Circa cinquantamila persone si sono riunite allo Stadio Olimpico di Roma per partecipare alla prima Giornata Mondiale dei Bambini, un evento dedicato alla pace e organizzato in presenza di Papa Francesco. La parola “pace” è stata il tema centrale del discorso del Pontefice e delle testimonianze dei partecipanti, in particolare dei bambini.

Papa Francesco si è mostrato particolarmente a suo agio tra i bambini, nonostante la loro vivacità. Il Pontefice ha distribuito caramelle, giocato e interagito con i piccoli in modo affettuoso, ricordando l’importanza di costruire un mondo migliore attraverso il gioco e la collaborazione.

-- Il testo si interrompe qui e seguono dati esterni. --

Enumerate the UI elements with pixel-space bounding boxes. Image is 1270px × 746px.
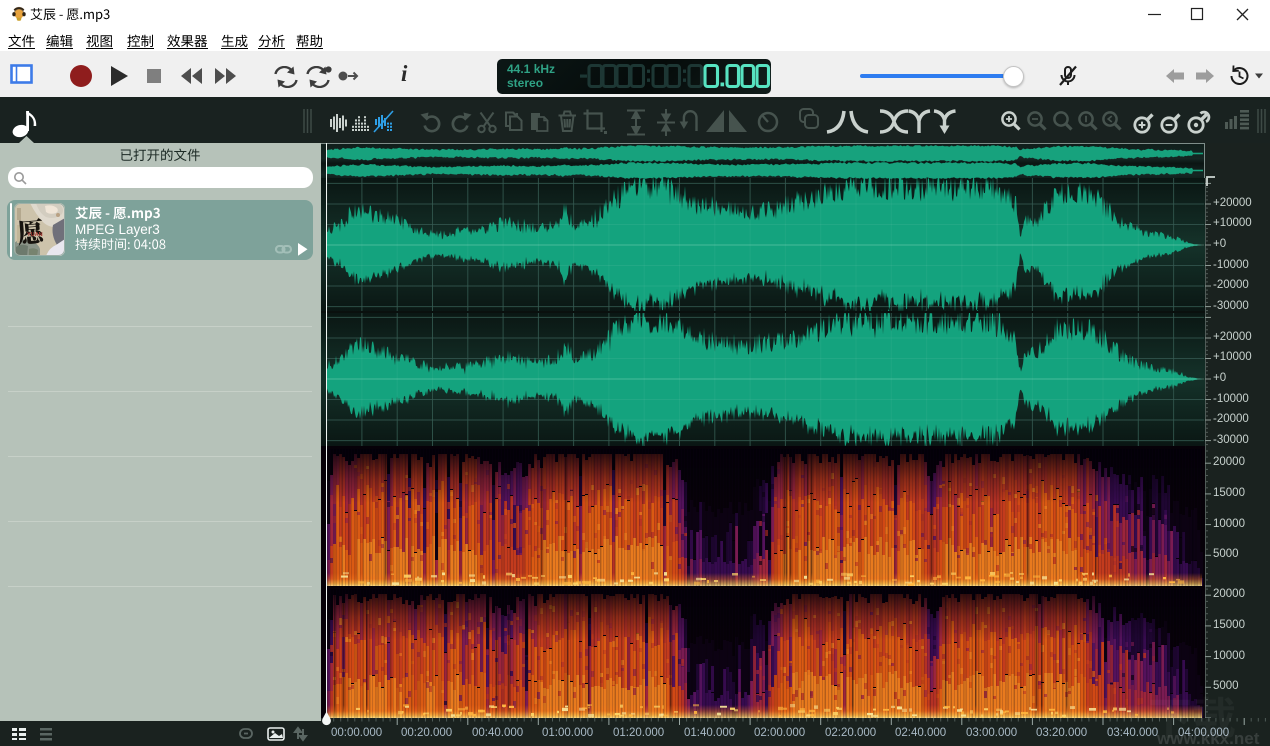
svg-text:YUAN: YUAN [27, 232, 43, 238]
svg-text:www.kkx.net: www.kkx.net [1156, 729, 1260, 746]
svg-text:MPEG Layer3: MPEG Layer3 [75, 222, 160, 237]
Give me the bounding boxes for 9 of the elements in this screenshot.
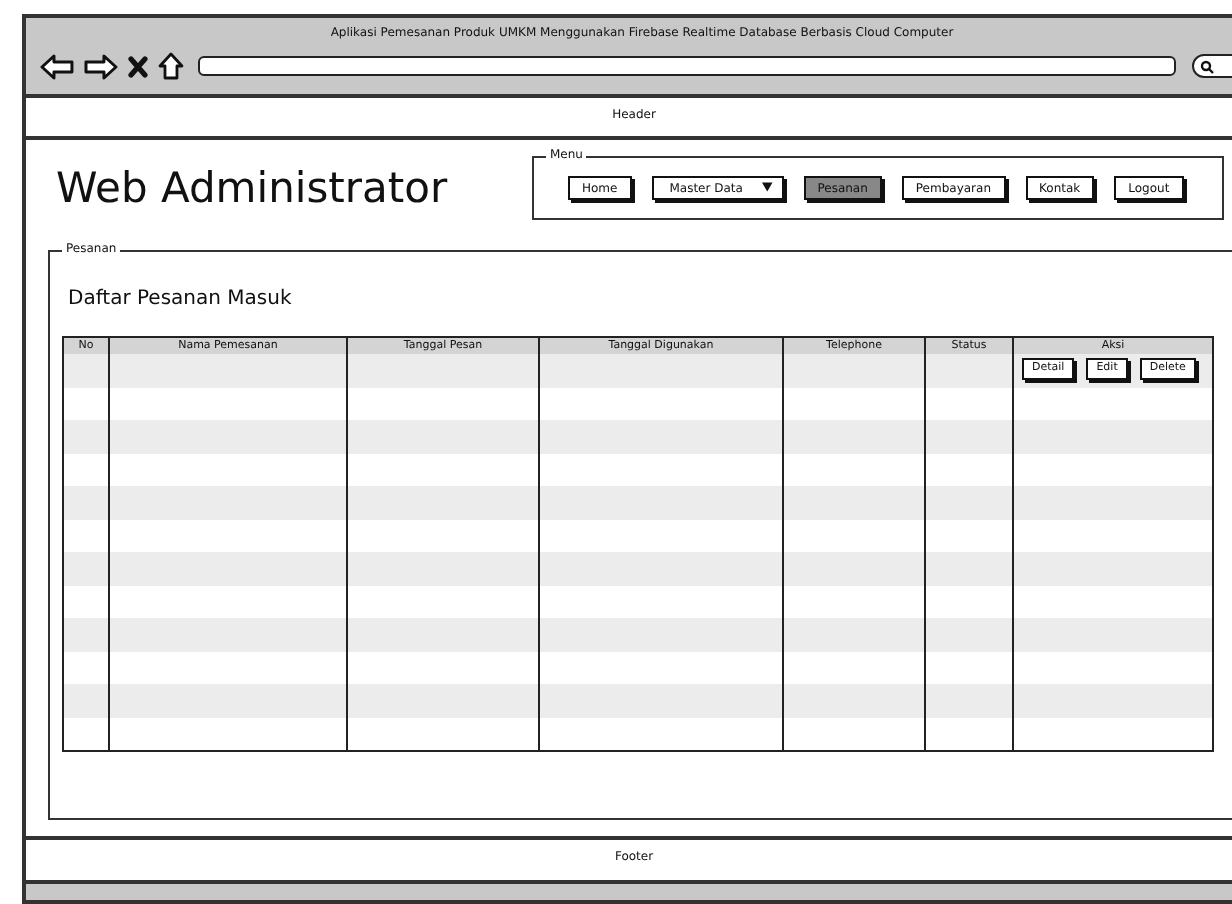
section-heading: Daftar Pesanan Masuk [66,286,294,314]
search-icon [1200,59,1215,73]
back-icon[interactable] [40,53,74,79]
caret-icon [762,182,774,192]
forward-icon[interactable] [83,53,118,79]
close-icon[interactable] [127,55,148,77]
site-title: Web Administrator [54,162,450,212]
home-icon[interactable] [157,52,184,80]
address-field[interactable] [197,56,1177,76]
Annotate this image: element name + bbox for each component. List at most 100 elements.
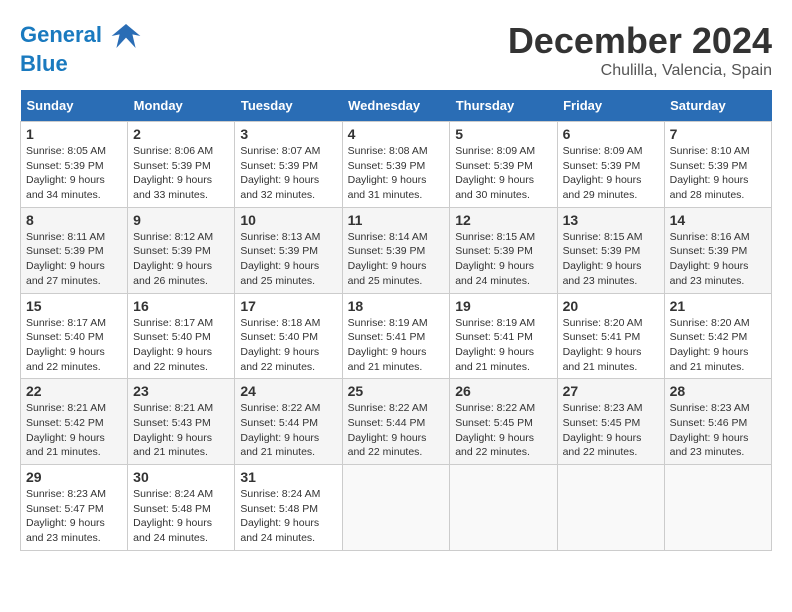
day-info: Sunrise: 8:07 AM Sunset: 5:39 PM Dayligh… <box>240 144 336 203</box>
logo-text: General <box>20 20 142 52</box>
calendar-cell: 9 Sunrise: 8:12 AM Sunset: 5:39 PM Daylig… <box>128 207 235 293</box>
calendar-cell: 8 Sunrise: 8:11 AM Sunset: 5:39 PM Daylig… <box>21 207 128 293</box>
calendar-cell <box>557 465 664 551</box>
day-info: Sunrise: 8:19 AM Sunset: 5:41 PM Dayligh… <box>455 316 551 375</box>
calendar-cell: 5 Sunrise: 8:09 AM Sunset: 5:39 PM Daylig… <box>450 122 557 208</box>
day-number: 3 <box>240 126 336 142</box>
calendar-cell: 28Sunrise: 8:23 AM Sunset: 5:46 PM Dayli… <box>664 379 771 465</box>
month-title: December 2024 <box>508 20 772 62</box>
day-info: Sunrise: 8:22 AM Sunset: 5:44 PM Dayligh… <box>240 401 336 460</box>
day-info: Sunrise: 8:12 AM Sunset: 5:39 PM Dayligh… <box>133 230 229 289</box>
day-info: Sunrise: 8:11 AM Sunset: 5:39 PM Dayligh… <box>26 230 122 289</box>
day-info: Sunrise: 8:13 AM Sunset: 5:39 PM Dayligh… <box>240 230 336 289</box>
day-info: Sunrise: 8:21 AM Sunset: 5:42 PM Dayligh… <box>26 401 122 460</box>
calendar-week-row: 1Sunrise: 8:05 AM Sunset: 5:39 PM Daylig… <box>21 122 772 208</box>
calendar-week-row: 22 Sunrise: 8:21 AM Sunset: 5:42 PM Dayli… <box>21 379 772 465</box>
calendar-cell: 6Sunrise: 8:09 AM Sunset: 5:39 PM Daylig… <box>557 122 664 208</box>
calendar-cell: 10 Sunrise: 8:13 AM Sunset: 5:39 PM Dayli… <box>235 207 342 293</box>
header-sunday: Sunday <box>21 90 128 122</box>
title-block: December 2024 Chulilla, Valencia, Spain <box>508 20 772 80</box>
calendar-cell: 15 Sunrise: 8:17 AM Sunset: 5:40 PM Dayli… <box>21 293 128 379</box>
calendar-cell: 17 Sunrise: 8:18 AM Sunset: 5:40 PM Dayli… <box>235 293 342 379</box>
day-info: Sunrise: 8:15 AM Sunset: 5:39 PM Dayligh… <box>455 230 551 289</box>
day-number: 23 <box>133 383 229 399</box>
day-number: 30 <box>133 469 229 485</box>
day-number: 14 <box>670 212 766 228</box>
day-info: Sunrise: 8:23 AM Sunset: 5:47 PM Dayligh… <box>26 487 122 546</box>
day-info: Sunrise: 8:15 AM Sunset: 5:39 PM Dayligh… <box>563 230 659 289</box>
day-number: 11 <box>348 212 445 228</box>
calendar-week-row: 8 Sunrise: 8:11 AM Sunset: 5:39 PM Daylig… <box>21 207 772 293</box>
day-info: Sunrise: 8:09 AM Sunset: 5:39 PM Dayligh… <box>563 144 659 203</box>
day-number: 15 <box>26 298 122 314</box>
day-info: Sunrise: 8:08 AM Sunset: 5:39 PM Dayligh… <box>348 144 445 203</box>
day-info: Sunrise: 8:16 AM Sunset: 5:39 PM Dayligh… <box>670 230 766 289</box>
calendar-cell: 11Sunrise: 8:14 AM Sunset: 5:39 PM Dayli… <box>342 207 450 293</box>
day-info: Sunrise: 8:19 AM Sunset: 5:41 PM Dayligh… <box>348 316 445 375</box>
calendar-cell <box>664 465 771 551</box>
day-number: 21 <box>670 298 766 314</box>
day-number: 22 <box>26 383 122 399</box>
day-number: 13 <box>563 212 659 228</box>
day-number: 5 <box>455 126 551 142</box>
calendar-cell: 31 Sunrise: 8:24 AM Sunset: 5:48 PM Dayli… <box>235 465 342 551</box>
calendar-cell: 23 Sunrise: 8:21 AM Sunset: 5:43 PM Dayli… <box>128 379 235 465</box>
day-number: 25 <box>348 383 445 399</box>
calendar-cell: 19Sunrise: 8:19 AM Sunset: 5:41 PM Dayli… <box>450 293 557 379</box>
calendar-week-row: 15 Sunrise: 8:17 AM Sunset: 5:40 PM Dayli… <box>21 293 772 379</box>
day-number: 29 <box>26 469 122 485</box>
calendar-cell: 20 Sunrise: 8:20 AM Sunset: 5:41 PM Dayli… <box>557 293 664 379</box>
calendar-cell: 22 Sunrise: 8:21 AM Sunset: 5:42 PM Dayli… <box>21 379 128 465</box>
calendar-cell: 29 Sunrise: 8:23 AM Sunset: 5:47 PM Dayli… <box>21 465 128 551</box>
header-friday: Friday <box>557 90 664 122</box>
calendar-cell: 1Sunrise: 8:05 AM Sunset: 5:39 PM Daylig… <box>21 122 128 208</box>
day-number: 9 <box>133 212 229 228</box>
logo-blue: Blue <box>20 52 142 76</box>
day-info: Sunrise: 8:24 AM Sunset: 5:48 PM Dayligh… <box>133 487 229 546</box>
header-saturday: Saturday <box>664 90 771 122</box>
calendar-cell: 2 Sunrise: 8:06 AM Sunset: 5:39 PM Daylig… <box>128 122 235 208</box>
calendar-cell: 4 Sunrise: 8:08 AM Sunset: 5:39 PM Daylig… <box>342 122 450 208</box>
day-info: Sunrise: 8:20 AM Sunset: 5:41 PM Dayligh… <box>563 316 659 375</box>
day-info: Sunrise: 8:20 AM Sunset: 5:42 PM Dayligh… <box>670 316 766 375</box>
day-number: 17 <box>240 298 336 314</box>
calendar-cell: 27Sunrise: 8:23 AM Sunset: 5:45 PM Dayli… <box>557 379 664 465</box>
day-info: Sunrise: 8:24 AM Sunset: 5:48 PM Dayligh… <box>240 487 336 546</box>
calendar-cell: 16Sunrise: 8:17 AM Sunset: 5:40 PM Dayli… <box>128 293 235 379</box>
calendar-cell: 21 Sunrise: 8:20 AM Sunset: 5:42 PM Dayli… <box>664 293 771 379</box>
calendar-cell: 26Sunrise: 8:22 AM Sunset: 5:45 PM Dayli… <box>450 379 557 465</box>
day-number: 10 <box>240 212 336 228</box>
logo-bird-icon <box>110 20 142 52</box>
calendar-cell: 12 Sunrise: 8:15 AM Sunset: 5:39 PM Dayli… <box>450 207 557 293</box>
header-monday: Monday <box>128 90 235 122</box>
calendar-cell: 14 Sunrise: 8:16 AM Sunset: 5:39 PM Dayli… <box>664 207 771 293</box>
calendar-cell: 25 Sunrise: 8:22 AM Sunset: 5:44 PM Dayli… <box>342 379 450 465</box>
day-number: 20 <box>563 298 659 314</box>
day-info: Sunrise: 8:09 AM Sunset: 5:39 PM Dayligh… <box>455 144 551 203</box>
day-number: 8 <box>26 212 122 228</box>
day-number: 4 <box>348 126 445 142</box>
day-info: Sunrise: 8:22 AM Sunset: 5:44 PM Dayligh… <box>348 401 445 460</box>
calendar-cell: 13 Sunrise: 8:15 AM Sunset: 5:39 PM Dayli… <box>557 207 664 293</box>
day-info: Sunrise: 8:18 AM Sunset: 5:40 PM Dayligh… <box>240 316 336 375</box>
calendar-cell: 24Sunrise: 8:22 AM Sunset: 5:44 PM Dayli… <box>235 379 342 465</box>
calendar-cell <box>450 465 557 551</box>
day-info: Sunrise: 8:21 AM Sunset: 5:43 PM Dayligh… <box>133 401 229 460</box>
day-number: 1 <box>26 126 122 142</box>
day-number: 7 <box>670 126 766 142</box>
header-wednesday: Wednesday <box>342 90 450 122</box>
day-number: 28 <box>670 383 766 399</box>
day-info: Sunrise: 8:06 AM Sunset: 5:39 PM Dayligh… <box>133 144 229 203</box>
calendar-table: SundayMondayTuesdayWednesdayThursdayFrid… <box>20 90 772 551</box>
logo: General Blue <box>20 20 142 76</box>
header-tuesday: Tuesday <box>235 90 342 122</box>
calendar-cell: 7Sunrise: 8:10 AM Sunset: 5:39 PM Daylig… <box>664 122 771 208</box>
day-number: 12 <box>455 212 551 228</box>
day-info: Sunrise: 8:17 AM Sunset: 5:40 PM Dayligh… <box>26 316 122 375</box>
location-title: Chulilla, Valencia, Spain <box>508 62 772 80</box>
day-number: 2 <box>133 126 229 142</box>
calendar-cell: 18Sunrise: 8:19 AM Sunset: 5:41 PM Dayli… <box>342 293 450 379</box>
day-number: 31 <box>240 469 336 485</box>
day-number: 26 <box>455 383 551 399</box>
page-header: General Blue December 2024 Chulilla, Val… <box>20 20 772 80</box>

Ha anche chiesto ai bambini di stringere la mano alla persona accanto come gesto di pace.

Il raduno ha visto la partecipazione di varie personalità del mondo dello spettacolo e dello sport, come Renato Zero, Lino Banfi, Al Bano, Matteo Garrone, il ministro Andrea Abodi, Giovanni Malagò e Gigi Buffon.

Le testimonianze più toccanti sono arrivate dai bambini provenienti da zone di guerra, come Eugenia da Kharkiv, Ucraina, che ha parlato della paura delle bombe, e Victor da Betlemme, che ha descritto il muro che li isola e i check-point che chiudono le porte alla loro libertà. Celin Ahmad Abu Tayer, una bambina palestinese non vedente, ha incantato lo stadio con il suo canto in arabo e italiano, esprimendo anch’essa un desiderio di pace.

Gli organizzatori dell’evento, tra cui padre Enzo Fortunato, Aldo Cagnoli, Marco Impagliazzo e Angelo Chiorazzo, hanno dato il benvenuto ai partecipanti. L’incontro si concluderà con un appuntamento a Piazza San Pietro per la messa con il Papa e una performance di Roberto Benigni dopo l’Angelus.